Estonian government approves pension reform bill
The Estonian government on Thursday approved a pension reform bill that would make the pension system more flexible from 2021, change the formula for calculating pension size as well as tie the retirement age to average life expectancy beginning in 2027.
“It is a duty of the state to provide people with a feeling of security that they will be protected against poverty in old age,” Minister of Social Protection Kaia Iva (IRL) said in a press release. “While the size of wages that people earn differs, a pension must ensure sufficient income for low-income earners as well so that the poverty risk of low-income earners is not aggravated when they reach retirement age.”
Equally necessary is flexibility in order for Estonia to have enough workers, and for its elderly who do not wish to or cannot work full time to have opportunities for self-realization, Iva added.
According to the minister, Estonia will get a pension system consisting of a first pillar building more on solidarity, which will depend on the number of years worked, a second pillar depending on the size of the wage, and a third pillar based on the person’s voluntary contributions.
“A first pillar building more on solidarity requires that alongside it we have a second pillar depending on the size of one’s wages,” Iva said. “A greater link to the person’s own contribution will be preserved for future pensioners through the second pillar and, for those who wish, also through the voluntary funded pension,” the minister said.
The payment of pensions will become more flexible beginning on 2021, with people being given the opportunity to choose for themselves when they retire, as well as partially draw a pension or suspend pension payments without losing out financially in the end.
Ossinovski expects poverty significantly decreased in 2018
The transition from the current system to the new system, where the first pillar will depend exclusively on the number of years worked, will take place from 2021-2037, during which period the size of the first pillar of the old-age pension will depend on the number of years worked and the person’s wage half and half. Already accumulated insurance entitlements, or the portion of the first pillar which depends on the size of wage, will not be transformed into solidarity-based entitlements.

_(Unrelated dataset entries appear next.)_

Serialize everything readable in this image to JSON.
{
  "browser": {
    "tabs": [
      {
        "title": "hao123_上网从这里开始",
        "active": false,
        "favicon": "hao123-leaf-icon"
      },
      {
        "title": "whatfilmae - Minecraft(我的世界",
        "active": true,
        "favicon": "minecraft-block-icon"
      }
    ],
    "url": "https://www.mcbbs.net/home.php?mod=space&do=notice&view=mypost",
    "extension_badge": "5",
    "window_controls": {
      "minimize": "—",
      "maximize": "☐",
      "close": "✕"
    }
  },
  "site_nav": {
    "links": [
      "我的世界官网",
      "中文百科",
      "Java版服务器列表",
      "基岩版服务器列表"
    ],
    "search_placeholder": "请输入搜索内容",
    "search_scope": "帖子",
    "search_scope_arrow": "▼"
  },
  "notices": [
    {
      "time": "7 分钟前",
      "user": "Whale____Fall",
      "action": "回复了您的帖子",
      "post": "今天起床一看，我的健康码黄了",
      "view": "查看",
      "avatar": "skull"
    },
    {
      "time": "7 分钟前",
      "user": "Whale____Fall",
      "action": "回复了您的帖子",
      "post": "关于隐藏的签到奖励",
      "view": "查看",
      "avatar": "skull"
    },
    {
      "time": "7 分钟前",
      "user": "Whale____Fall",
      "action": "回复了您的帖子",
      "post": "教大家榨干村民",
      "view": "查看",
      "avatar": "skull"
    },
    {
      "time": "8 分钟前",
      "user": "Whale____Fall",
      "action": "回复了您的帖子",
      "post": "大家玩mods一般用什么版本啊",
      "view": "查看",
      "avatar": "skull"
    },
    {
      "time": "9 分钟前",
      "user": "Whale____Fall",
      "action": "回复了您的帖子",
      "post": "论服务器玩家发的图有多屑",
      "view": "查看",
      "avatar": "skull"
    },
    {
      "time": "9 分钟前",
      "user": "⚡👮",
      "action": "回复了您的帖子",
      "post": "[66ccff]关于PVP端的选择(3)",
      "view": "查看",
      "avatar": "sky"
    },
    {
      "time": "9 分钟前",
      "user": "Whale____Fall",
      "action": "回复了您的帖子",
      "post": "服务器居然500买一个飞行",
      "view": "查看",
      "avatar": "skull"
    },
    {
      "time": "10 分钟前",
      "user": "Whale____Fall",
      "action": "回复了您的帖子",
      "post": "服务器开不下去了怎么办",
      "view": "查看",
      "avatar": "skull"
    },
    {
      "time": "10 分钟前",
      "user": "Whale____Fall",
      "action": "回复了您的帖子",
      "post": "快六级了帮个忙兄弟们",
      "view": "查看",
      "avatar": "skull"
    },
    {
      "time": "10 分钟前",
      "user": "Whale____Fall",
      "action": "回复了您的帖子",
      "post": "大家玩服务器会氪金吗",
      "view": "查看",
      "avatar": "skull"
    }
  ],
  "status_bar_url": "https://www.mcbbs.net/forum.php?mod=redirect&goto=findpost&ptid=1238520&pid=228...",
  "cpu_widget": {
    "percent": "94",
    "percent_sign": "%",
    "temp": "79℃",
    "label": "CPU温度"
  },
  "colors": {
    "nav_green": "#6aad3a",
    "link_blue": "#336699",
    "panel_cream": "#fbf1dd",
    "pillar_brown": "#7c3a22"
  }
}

From 2027, retirement age in Estonia will be pegged to average life expectancy to reflect changes in demographics and enable to pay pensions of similar size as now as population numbers decline. The opportunity to join the second pillar will also be reopened for those born between 1970 and 1982.
Changes to the national pension system have been in the works in Estonia since 2015, when a work group for the promotion of the sustainability of the state pension system was formed bringing together interest groups and different institutions of the state.
On Jan. 19, 2017, the Estonian government approved the principles of the pension reform and tasked the Ministry of Social Affairs and the Ministry of Finance with drawing up the relevant bill and submitting it to the government.
The changes to the pension formula do not affect already accumulated pension entitlements. The opportunity to flexibly use one’s pension, however, will become available to everyone.